J'ignore ce qui à bien pu arriver ou ce qui lui ait passé par la tête, mais une chose est sûre, il s'est complètement refermé sui lui-même alors que je croyais avoir enfin réussis à franchir sa carapace. Il commençait tout juste à se dévoiler davantage et à s'ouvrir à moi, comme quand il m'a parlé de son adoption par les parents de Kévin. Il commençait à être même plus entrain aux petites attentions, à se montrer plus affectueux, plus protecteur, à être plus naturel et moins dans son rôle du « tombeur et bagarreur invétéré de la Fac ». Je commençais à peine à découvrir qui se cachait réellement sous cette mauvaise réputation, et à l'apprécier, et voilà qu'il se braque complètement. Il avait l'air tellement... angoissé. Je n'y comprends rien.

-Allez, essaie celle-ci, insiste Clémentine en me tendant une robe rouge ultra moulante qui me fait grimacer. Tu vas être un véritable missile là-dedans, crois-moi !

-Je vais te trouver des talons pour aller avec, s'enquille Marion en disparaissant dans les rayons.

Poussée jusqu'aux cabines d'essayage, je cède malgré-moi et essaie la robe que je ne porterais, quoi qu'il arrive, jamais en dehors de ce magasin. 
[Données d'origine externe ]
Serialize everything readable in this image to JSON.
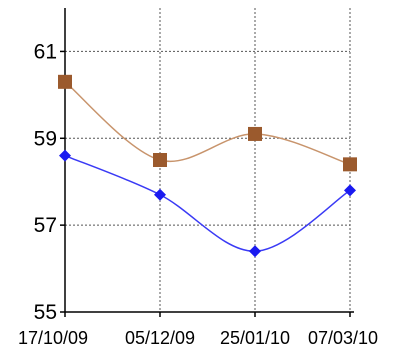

Il est vrai qu'elle ne laisse peu de doute à l'imagination et met mes formes en valeur, mais je me sens tout de même un peu ridicule. J'ai l'impression d'avoir enfilé un 34 alors que je fais du 38.

-Alors, ça donne quoi ? s'impatience Clem derrière le rideau.

Je m'admire une dernière fois, de face, de dos, de profil, et soupir.

-Alors je me demande seulement quel fantasme absurde est-ce qu'elle pourrait bien déclencher chez Kyle, avouais-je, morose, en la retirant aussitôt.

Les filles ne répondent pas, mais je sens leur présence derrière l'épaisseur du tissu.

-Sérieusement, je ne comprends pas, m'agaçais-je en m'acharnant sur la robe pour m'en débarrasser. Hier, il me dit qu'il veut qu'on soit ensemble et ce matin, il déguerpit comme si j'avais la peste. Il avait l'air complètement flippé tout à coup.

-Hmm hmm, marmonne Clem, sûrement en pleine réflexion pour me donner une explication grâce à ses grandes connaissances en l'homme. Qu'est-ce qu'il t'a dit exactement quand il est remonté après son coup de téléphone ?

-Rien, c'est bien ça le problème, soupirais-je en renfilant mon pantalon. Il m'a simplement dit qu'il avait entraînement et un dîner ce soir, et donc qu'il devait s'en aller.

-Peut-être que tu ronfles super fort et que ça l'a un peu surpris, tente Marion, me faisant lever les yeux au ciel. Ou peut-être même que t'as pété dans ton sommeil.